Perfil

Jesús Avila is a Professor and former Director of the Center of Molecular Biology in Madrid, Spain and CIBERNED, Spain. Over the last forty years, he has dedicated his research to studying the neuronal cytoskeleton, focusing primarily on the tau protein’s role in neurodegenerative disorders, particularly tauopathies like Alzheimer’s disease.

Prof. Avila is an elected member of multiple prestigious organizations, including the European Molecular Biology Organization (EMBO), the American Association for the Advancement of Science (AAAS), the European Academy, the Academy of Sciences of Lisbon and the Spanish Royal Academies of Sciences and Medicine, among others.

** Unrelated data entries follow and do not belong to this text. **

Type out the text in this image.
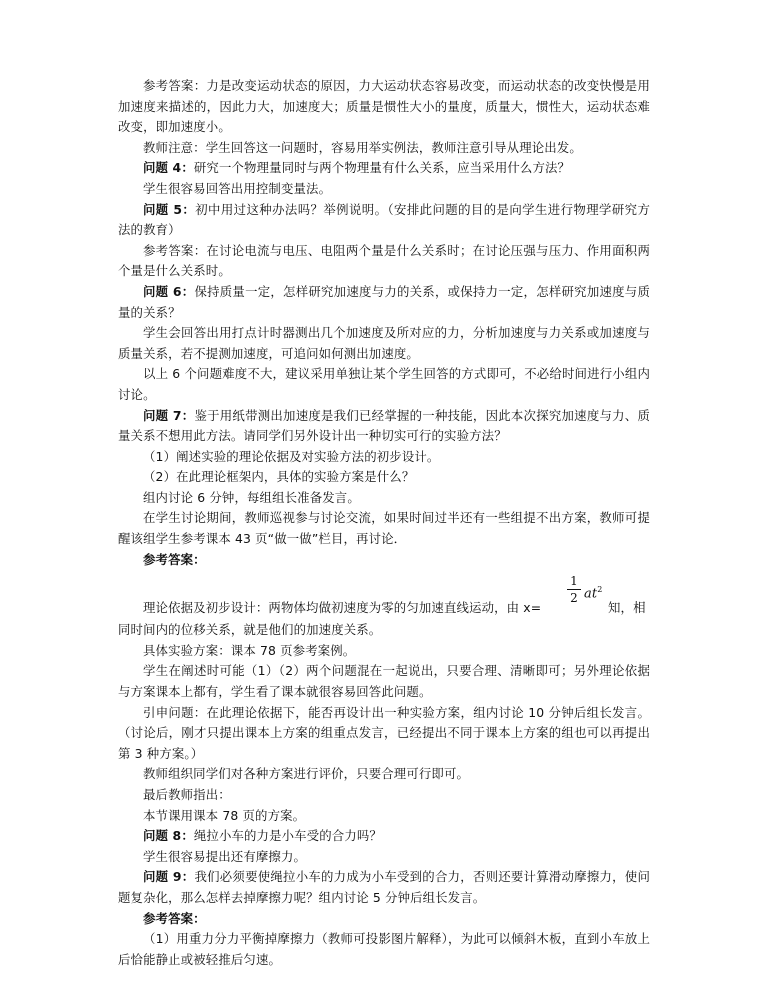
参考答案：力是改变运动状态的原因，力大运动状态容易改变，而运动状态的改变快慢是用加速度来描述的，因此力大，加速度大；质量是惯性大小的量度，质量大，惯性大，运动状态难改变，即加速度小。

教师注意：学生回答这一问题时，容易用举实例法，教师注意引导从理论出发。

问题 4：研究一个物理量同时与两个物理量有什么关系，应当采用什么方法？

学生很容易回答出用控制变量法。

问题 5：初中用过这种办法吗？举例说明。（安排此问题的目的是向学生进行物理学研究方法的教育）

参考答案：在讨论电流与电压、电阻两个量是什么关系时；在讨论压强与压力、作用面积两个量是什么关系时。

问题 6：保持质量一定，怎样研究加速度与力的关系，或保持力一定，怎样研究加速度与质量的关系？

学生会回答出用打点计时器测出几个加速度及所对应的力，分析加速度与力关系或加速度与质量关系，若不提测加速度，可追问如何测出加速度。

以上 6 个问题难度不大，建议采用单独让某个学生回答的方式即可，不必给时间进行小组内讨论。

问题 7：鉴于用纸带测出加速度是我们已经掌握的一种技能，因此本次探究加速度与力、质量关系不想用此方法。请同学们另外设计出一种切实可行的实验方法？

（1）阐述实验的理论依据及对实验方法的初步设计。

（2）在此理论框架内，具体的实验方案是什么？

组内讨论 6 分钟，每组组长准备发言。

在学生讨论期间，教师巡视参与讨论交流，如果时间过半还有一些组提不出方案，教师可提醒该组学生参考课本 43 页“做一做”栏目，再讨论．

参考答案：

理论依据及初步设计：两物体均做初速度为零的匀加速直线运动，由 x=
$\frac{1}{2} at^2$
知，相

同时间内的位移关系，就是他们的加速度关系。

具体实验方案：课本 78 页参考案例。

学生在阐述时可能（1）（2）两个问题混在一起说出，只要合理、清晰即可；另外理论依据与方案课本上都有，学生看了课本就很容易回答此问题。

引申问题：在此理论依据下，能否再设计出一种实验方案，组内讨论 10 分钟后组长发言。（讨论后，刚才只提出课本上方案的组重点发言，已经提出不同于课本上方案的组也可以再提出第 3 种方案。）

教师组织同学们对各种方案进行评价，只要合理可行即可。

最后教师指出：

本节课用课本 78 页的方案。

问题 8：绳拉小车的力是小车受的合力吗？

学生很容易提出还有摩擦力。

问题 9：我们必须要使绳拉小车的力成为小车受到的合力，否则还要计算滑动摩擦力，使问题复杂化，那么怎样去掉摩擦力呢？组内讨论 5 分钟后组长发言。

参考答案：

（1）用重力分力平衡掉摩擦力（教师可投影图片解释），为此可以倾斜木板，直到小车放上后恰能静止或被轻推后匀速。
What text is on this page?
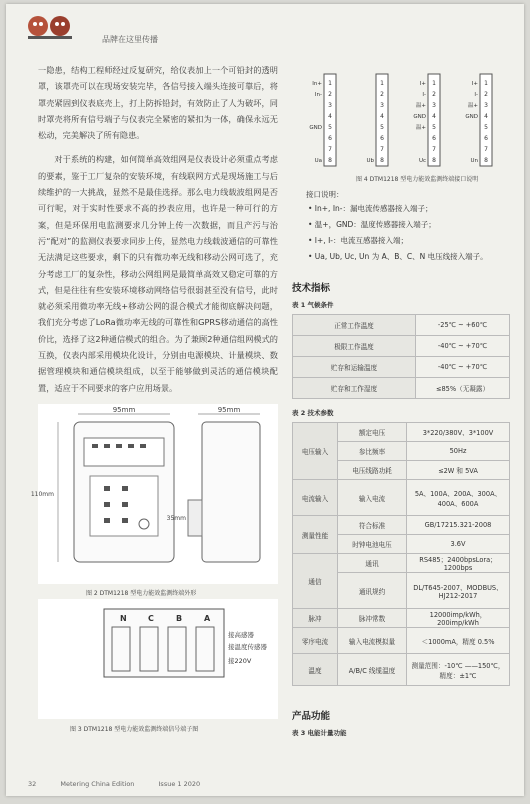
品牌在这里传播

一隐患，结构工程师经过反复研究，给仪表加上一个可铅封的透明罩，该罩壳可以在现场安装完毕，各信号接入端头连接可靠后，将罩壳紧固到仪表底壳上，打上防拆铅封，有效防止了人为破坏，同时罩壳将所有信号端子与仪表完全紧密的紧扣为一体，确保永远无松动，完美解决了所有隐患。

对于系统的构建，如何简单高效组网是仪表设计必须重点考虑的要素，鉴于工厂复杂的安装环境，有线联网方式是现场施工与后续维护的一大挑战，显然不是最佳选择。那么电力线载波组网是否可行呢，对于实时性要求不高的抄表应用，也许是一种可行的方案，但是环保用电监测要求几分钟上传一次数据，而且产污与治污“配对”的监测仪表要求同步上传，显然电力线载波通信的可靠性无法满足这些要求，剩下的只有微功率无线和移动公网可选了，充分考虑工厂的复杂性，移动公网组网是最简单高效又稳定可靠的方式，但是往往有些安装环境移动网络信号很弱甚至没有信号，此时就必须采用微功率无线+移动公网的混合模式才能彻底解决问题，我们充分考虑了LoRa微功率无线的可靠性和GPRS移动通信的高性价比，选择了这2种通信模式的组合。为了兼顾2种通信组网模式的互换，仪表内部采用模块化设计，分别由电源模块、计量模块、数据管理模块和通信模块组成，以至于能够做到灵活的通信模块配置，适应于不同要求的客户应用场景。

95mm
110mm
95mm
35mm
图 2 DTM1218 型电力能效监测终端外形
N	C	B	A
接高感器
接温度传感器
接220V
图 3 DTM1218 型电力能效监测终端信号端子图
1
In+
2
In-
3
4
5
GND
6
7
8
Ua
1
2
3
4
5
6
7
8
Ub
1
I+
2
I-
3
温+
4
GND
5
温+
6
7
8
Uc
1
I+
2
I-
3
温+
4
GND
5
6
7
8
Un
图 4 DTM1218 型电力能效监测终端接口说明
接口说明：
• In+, In-：漏电流传感器接入端子；
• 温+，GND：温度传感器接入端子；
• I+, I-：电流互感器接入端；
• Ua, Ub, Uc, Un 为 A、B、C、N 电压线接入端子。
技术指标
表 1 气候条件
正常工作温度	-25℃ ~ +60℃
极限工作温度	-40℃ ~ +70℃
贮存和运输温度	-40℃ ~ +70℃
贮存和工作湿度	≤85%（无凝露）
表 2 技术参数
电压输入	额定电压	3*220/380V、3*100V
	参比频率	50Hz
	电压线路功耗	≤2W 和 5VA
电流输入	输入电流	5A、100A、200A、300A、400A、600A
测量性能	符合标准	GB/17215.321-2008
	时钟电池电压	3.6V
通信	通讯	RS485；2400bpsLora；1200bps
	通讯规约	DL/T645-2007、MODBUS、HJ212-2017
脉冲	脉冲常数	12000imp/kWh，200imp/kWh
零序电流	输入电流模拟量	＜1000mA，精度 0.5%
温度	A/B/C 线缆温度	测量范围：-10℃ ——150℃，精度：±1℃
产品功能
表 3 电能计量功能
32	Metering China Edition	Issue 1 2020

He serves on the editorial boards of several renowned journals and has authored over 600 scientific articles, most of which pertain to Alzheimer’s disease. His work has made significant contributions to understanding the mechanisms underlying neurodegeneration.

Prof. Avila’s research initially centered on the neuronal cytoskeleton, Alzheimer’s disease, and axonal regeneration. In recent years, his team has concentrated mainly on Alzheimer’s disease, a condition characterized by two hallmark pathological structures in the brain: Senile plaques, composed of beta-amyloid peptides and Neurofibrillary tangles, whose primary component is the tau protein. A potential link between beta-amyloid aggregates and tau protein aggregation involves the activation of the protein kinase GSK3 (glycogen synthase kinase 3). Prof. Avila’s team has developed and analyzed a transgenic mouse model overexpressing GSK3 in the brain, providing critical insights into its role in disease progression. The group’s recent efforts have focused on: a) Investigating the structure and function of tau in both physiological and pathological states b) Exploring the mechanisms of tau pathology spreading during Alzheimer’s progression c) Identifying novel neuronal functions of tau protein d) Developing strategies for reprogramming (or rejuvenating) cells in the dentate gyrus—a brain region essential for adult neurogenesis and severely affected in Alzheimer’s disease.